听上去像是酒名……但好像没有叫这个名字的酒,最相近的大概就是glen scotia(格兰帝威士忌),但差别也很大,压根不可能是读错。
他看着A的脸,莫名问道:“这该不会是你的名字吧?”
A摇摇头:“我没有名字。”
“况且,我不是格兰蒂,我是A。”黑发男孩说,“周一出生,周日死去,那才是格兰蒂,格兰蒂是活在不幸中的幸福的人。”
男孩又指了指自己:“而A是活在不幸中的不幸的人。”
—
苏格兰端着冒着热气的托盘从厨房出来时,阳台上的一大一小似乎结束了他们的讨论,回到了客厅中。
苏格兰把脸颊总算恢复了一点血色的小孩塞进座椅,托盘里的三明治、煎蛋和牛奶端端正正放在他面前。
“冰箱里没什么其他食材了,只能简单地做一些。”他歉意地笑笑,“下次再给你做其他的吧。”
“中午,不可以吗?”错失大餐的赤江那月可怜兮兮地问。
“休息一个早上,中午之前就要去博多了啊。”后面的波本撑在椅背上,亲切的笑容也回到了他的脸上,“说起来,A君对博多感兴趣吗?想不想一起去看看?”
苏格兰一惊:“波本?”
他们去博多是有任务的,怎么能带上A?
轮到波本扶额了:“苏格兰,你是不是忘记我们的任务起码要在博多呆好几天?把这孩子丢在这里,邻居也会报警的吧。”

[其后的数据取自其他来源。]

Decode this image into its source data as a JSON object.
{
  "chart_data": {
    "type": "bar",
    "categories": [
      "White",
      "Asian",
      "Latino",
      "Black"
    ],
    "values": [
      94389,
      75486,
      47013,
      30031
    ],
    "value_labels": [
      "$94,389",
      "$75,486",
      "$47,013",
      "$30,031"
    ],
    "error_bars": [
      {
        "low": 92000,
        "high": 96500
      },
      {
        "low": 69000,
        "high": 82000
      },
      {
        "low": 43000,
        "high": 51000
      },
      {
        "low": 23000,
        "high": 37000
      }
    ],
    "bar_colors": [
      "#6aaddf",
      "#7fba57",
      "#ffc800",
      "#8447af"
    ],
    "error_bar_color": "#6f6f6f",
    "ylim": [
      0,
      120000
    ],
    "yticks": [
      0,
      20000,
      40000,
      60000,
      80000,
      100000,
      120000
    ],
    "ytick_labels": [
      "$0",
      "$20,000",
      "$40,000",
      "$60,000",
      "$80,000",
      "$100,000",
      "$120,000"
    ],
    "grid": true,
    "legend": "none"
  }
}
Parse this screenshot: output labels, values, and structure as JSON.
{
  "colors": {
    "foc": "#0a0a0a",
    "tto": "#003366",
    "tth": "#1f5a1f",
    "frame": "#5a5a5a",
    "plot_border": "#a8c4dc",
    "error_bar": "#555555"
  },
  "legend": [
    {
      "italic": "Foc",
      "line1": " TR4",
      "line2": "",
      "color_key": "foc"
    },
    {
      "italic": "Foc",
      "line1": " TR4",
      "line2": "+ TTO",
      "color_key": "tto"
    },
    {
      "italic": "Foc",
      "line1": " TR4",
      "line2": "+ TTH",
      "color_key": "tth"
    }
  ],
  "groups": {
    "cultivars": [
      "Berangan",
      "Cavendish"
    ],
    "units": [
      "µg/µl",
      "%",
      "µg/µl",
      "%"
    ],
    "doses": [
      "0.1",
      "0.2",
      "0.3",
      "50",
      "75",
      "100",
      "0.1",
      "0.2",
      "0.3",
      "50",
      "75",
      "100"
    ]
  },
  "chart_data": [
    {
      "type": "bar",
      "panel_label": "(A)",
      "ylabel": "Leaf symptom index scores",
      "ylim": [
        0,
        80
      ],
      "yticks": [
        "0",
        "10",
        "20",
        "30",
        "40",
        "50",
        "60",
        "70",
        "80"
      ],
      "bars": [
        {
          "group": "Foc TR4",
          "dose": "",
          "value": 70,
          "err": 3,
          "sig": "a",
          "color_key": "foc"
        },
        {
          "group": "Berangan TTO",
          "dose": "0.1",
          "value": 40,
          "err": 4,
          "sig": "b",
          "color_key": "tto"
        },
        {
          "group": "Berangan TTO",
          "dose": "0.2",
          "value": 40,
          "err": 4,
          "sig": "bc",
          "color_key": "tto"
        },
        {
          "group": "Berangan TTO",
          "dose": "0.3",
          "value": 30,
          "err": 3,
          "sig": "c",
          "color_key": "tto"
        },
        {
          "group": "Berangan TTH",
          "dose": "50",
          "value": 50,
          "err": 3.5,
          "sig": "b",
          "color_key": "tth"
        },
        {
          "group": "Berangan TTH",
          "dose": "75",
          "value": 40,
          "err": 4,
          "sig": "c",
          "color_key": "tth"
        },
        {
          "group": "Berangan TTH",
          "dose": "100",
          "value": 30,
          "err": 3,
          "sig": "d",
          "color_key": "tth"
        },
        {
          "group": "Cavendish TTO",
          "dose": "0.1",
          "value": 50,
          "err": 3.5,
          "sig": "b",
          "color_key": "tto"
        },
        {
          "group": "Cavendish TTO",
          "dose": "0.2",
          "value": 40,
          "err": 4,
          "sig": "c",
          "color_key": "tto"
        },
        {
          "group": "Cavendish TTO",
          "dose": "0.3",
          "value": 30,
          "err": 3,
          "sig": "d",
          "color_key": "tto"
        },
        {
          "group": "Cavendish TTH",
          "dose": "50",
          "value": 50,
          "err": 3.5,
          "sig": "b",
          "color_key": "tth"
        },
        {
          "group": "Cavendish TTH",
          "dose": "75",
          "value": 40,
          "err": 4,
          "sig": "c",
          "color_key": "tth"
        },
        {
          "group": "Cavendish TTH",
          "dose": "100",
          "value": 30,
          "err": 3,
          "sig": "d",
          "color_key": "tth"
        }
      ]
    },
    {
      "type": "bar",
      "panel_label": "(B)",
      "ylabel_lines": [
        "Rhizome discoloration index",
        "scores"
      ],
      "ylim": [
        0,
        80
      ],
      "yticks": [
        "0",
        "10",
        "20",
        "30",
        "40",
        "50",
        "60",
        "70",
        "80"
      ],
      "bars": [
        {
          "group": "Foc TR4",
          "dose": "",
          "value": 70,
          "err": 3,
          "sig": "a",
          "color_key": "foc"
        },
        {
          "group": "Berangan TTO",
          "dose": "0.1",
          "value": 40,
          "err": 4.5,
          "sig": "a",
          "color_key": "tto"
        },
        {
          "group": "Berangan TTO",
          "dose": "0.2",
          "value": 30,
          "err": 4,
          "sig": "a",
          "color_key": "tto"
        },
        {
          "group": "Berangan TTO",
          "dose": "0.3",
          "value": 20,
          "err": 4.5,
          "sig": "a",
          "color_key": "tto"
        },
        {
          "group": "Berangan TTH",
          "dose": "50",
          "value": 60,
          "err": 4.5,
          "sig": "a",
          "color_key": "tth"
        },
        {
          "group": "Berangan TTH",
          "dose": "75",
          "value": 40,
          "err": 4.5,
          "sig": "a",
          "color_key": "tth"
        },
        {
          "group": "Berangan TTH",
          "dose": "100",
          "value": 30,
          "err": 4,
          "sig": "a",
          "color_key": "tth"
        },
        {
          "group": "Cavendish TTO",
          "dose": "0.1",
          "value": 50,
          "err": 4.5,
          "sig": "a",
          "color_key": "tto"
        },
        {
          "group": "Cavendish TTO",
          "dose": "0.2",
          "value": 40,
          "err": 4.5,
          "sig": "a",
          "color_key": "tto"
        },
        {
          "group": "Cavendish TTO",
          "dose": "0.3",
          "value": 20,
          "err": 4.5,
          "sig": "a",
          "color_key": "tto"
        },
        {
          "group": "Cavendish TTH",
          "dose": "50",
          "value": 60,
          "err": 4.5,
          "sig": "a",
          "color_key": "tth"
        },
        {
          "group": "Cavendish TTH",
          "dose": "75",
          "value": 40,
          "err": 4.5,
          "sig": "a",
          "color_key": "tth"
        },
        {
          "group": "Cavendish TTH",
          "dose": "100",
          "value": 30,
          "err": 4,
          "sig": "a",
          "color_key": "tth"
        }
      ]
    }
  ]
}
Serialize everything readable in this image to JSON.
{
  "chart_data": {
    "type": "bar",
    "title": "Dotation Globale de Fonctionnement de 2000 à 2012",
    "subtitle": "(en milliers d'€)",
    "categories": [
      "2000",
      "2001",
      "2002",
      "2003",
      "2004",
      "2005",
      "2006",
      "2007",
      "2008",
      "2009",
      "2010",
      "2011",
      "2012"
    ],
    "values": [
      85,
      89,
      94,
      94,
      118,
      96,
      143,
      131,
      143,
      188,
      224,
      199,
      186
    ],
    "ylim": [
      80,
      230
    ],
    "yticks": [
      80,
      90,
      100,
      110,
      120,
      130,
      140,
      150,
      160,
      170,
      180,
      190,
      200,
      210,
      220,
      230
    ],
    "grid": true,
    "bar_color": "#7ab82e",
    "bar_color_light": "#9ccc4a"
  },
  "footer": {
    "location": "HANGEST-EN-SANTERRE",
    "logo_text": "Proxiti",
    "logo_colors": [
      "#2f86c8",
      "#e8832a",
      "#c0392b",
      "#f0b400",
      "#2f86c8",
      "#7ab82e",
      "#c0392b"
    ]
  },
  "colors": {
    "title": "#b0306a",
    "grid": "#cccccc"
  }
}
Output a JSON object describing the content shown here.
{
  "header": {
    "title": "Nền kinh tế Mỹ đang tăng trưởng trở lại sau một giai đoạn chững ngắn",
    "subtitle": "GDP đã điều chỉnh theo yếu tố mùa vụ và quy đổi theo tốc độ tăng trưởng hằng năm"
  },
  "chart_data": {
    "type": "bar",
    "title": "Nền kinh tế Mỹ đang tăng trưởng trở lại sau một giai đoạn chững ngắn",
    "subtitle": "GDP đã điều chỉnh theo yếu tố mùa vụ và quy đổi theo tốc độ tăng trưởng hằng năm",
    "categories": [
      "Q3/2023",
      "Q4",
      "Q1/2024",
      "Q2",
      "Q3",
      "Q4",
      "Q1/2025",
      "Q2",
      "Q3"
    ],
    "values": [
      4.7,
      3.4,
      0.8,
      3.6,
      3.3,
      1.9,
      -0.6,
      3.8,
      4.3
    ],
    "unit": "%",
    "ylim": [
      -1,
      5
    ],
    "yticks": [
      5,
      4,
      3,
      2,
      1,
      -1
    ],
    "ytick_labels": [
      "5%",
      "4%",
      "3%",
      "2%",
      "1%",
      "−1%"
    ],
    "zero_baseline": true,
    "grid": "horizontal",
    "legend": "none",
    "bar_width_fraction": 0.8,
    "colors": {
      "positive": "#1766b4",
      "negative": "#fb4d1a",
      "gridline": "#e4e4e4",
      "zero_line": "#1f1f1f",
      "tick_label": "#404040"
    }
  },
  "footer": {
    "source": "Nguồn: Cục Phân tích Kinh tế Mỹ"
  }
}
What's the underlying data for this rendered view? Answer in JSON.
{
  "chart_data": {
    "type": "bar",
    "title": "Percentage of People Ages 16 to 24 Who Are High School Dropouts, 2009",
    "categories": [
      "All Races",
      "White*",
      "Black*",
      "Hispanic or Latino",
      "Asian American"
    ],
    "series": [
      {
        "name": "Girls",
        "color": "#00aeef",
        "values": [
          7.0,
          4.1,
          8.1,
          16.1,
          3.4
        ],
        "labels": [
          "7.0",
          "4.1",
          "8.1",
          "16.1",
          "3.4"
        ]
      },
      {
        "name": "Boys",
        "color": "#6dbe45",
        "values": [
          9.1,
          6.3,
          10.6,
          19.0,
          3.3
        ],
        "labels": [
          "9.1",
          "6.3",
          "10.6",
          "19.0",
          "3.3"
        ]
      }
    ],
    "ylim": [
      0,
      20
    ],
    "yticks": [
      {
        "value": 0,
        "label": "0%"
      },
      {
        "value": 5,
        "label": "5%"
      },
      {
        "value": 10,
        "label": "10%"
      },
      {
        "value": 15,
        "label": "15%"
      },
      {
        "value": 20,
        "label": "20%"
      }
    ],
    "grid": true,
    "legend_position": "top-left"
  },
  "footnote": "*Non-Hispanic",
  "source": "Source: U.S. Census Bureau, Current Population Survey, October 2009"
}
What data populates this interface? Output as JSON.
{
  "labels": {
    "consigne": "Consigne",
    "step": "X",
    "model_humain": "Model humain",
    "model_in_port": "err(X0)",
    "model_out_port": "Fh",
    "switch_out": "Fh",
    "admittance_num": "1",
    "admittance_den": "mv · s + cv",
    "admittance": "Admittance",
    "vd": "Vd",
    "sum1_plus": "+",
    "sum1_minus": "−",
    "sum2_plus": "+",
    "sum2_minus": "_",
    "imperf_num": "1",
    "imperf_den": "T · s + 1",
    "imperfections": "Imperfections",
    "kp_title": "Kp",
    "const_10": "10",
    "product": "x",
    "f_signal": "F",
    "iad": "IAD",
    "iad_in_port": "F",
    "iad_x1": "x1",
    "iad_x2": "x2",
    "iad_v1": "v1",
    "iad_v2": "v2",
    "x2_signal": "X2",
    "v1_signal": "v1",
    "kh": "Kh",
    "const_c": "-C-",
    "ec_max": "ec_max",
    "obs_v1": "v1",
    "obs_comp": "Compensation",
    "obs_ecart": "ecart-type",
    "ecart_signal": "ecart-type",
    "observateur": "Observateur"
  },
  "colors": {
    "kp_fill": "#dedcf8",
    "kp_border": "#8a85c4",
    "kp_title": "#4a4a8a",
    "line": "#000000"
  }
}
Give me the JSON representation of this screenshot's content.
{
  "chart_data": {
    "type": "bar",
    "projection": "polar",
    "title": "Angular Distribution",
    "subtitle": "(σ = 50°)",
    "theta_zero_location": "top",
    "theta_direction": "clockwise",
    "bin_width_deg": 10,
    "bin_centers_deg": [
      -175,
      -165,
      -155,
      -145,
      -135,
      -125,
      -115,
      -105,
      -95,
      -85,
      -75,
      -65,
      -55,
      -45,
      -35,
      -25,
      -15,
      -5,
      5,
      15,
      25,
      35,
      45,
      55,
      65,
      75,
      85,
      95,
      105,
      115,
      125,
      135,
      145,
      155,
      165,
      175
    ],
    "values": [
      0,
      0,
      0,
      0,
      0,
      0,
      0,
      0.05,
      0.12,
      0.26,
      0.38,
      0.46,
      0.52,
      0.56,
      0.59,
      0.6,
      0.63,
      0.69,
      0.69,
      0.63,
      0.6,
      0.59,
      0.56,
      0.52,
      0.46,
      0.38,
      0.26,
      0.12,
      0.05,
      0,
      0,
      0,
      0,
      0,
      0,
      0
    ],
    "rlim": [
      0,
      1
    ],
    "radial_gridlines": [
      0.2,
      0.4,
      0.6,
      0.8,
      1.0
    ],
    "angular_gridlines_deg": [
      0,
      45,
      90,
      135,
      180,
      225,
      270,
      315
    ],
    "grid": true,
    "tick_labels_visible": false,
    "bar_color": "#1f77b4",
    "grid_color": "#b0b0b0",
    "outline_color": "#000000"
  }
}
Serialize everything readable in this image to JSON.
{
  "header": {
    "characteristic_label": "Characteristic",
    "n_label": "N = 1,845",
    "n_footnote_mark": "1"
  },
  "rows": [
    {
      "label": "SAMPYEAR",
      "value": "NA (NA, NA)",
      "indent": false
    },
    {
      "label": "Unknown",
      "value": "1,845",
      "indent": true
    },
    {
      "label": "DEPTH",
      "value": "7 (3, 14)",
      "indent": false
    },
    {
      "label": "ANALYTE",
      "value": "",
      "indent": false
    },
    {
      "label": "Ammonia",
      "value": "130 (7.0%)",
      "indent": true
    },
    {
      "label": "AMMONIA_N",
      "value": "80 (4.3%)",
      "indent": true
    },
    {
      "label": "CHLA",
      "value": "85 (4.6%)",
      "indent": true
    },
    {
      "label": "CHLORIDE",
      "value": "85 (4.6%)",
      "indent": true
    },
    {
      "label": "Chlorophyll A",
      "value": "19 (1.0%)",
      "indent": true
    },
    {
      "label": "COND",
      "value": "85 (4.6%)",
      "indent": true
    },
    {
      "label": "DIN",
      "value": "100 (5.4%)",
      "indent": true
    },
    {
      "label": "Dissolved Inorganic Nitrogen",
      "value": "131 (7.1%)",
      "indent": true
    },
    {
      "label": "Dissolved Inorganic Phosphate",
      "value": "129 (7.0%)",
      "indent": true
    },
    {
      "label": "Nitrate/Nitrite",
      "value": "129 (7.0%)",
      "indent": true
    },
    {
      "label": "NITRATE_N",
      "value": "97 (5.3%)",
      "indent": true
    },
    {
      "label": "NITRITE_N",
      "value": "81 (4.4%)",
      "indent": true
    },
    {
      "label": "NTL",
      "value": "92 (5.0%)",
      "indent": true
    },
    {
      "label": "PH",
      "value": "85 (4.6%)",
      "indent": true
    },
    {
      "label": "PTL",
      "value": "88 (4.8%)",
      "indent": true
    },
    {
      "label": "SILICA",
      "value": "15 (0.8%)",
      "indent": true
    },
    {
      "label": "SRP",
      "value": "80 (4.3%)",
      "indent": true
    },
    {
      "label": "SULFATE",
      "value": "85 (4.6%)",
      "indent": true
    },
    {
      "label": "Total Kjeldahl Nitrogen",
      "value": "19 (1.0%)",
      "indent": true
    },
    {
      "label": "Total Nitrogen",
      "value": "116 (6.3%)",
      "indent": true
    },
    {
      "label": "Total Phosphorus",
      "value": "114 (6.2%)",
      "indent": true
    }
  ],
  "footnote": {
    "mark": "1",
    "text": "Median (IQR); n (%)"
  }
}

就算不考虑A一个人能不能生活,他也不打算以奇怪的方式被警视厅带走好吗!
苏格兰哽住,显然,今早得到的信息量太多,他是真的没想起来这回事。
再看看小孩,脸上写满了‘我想去’。
那还能怎么办呢?
“那就去吧。”他妥协了。
只要执行任务时别带着,就没有问题了。
苏格兰看了看放下牛奶杯之后唇边留下一圈白胡子的小孩,心中闪过一丝忧虑。
应该……没有问题吧?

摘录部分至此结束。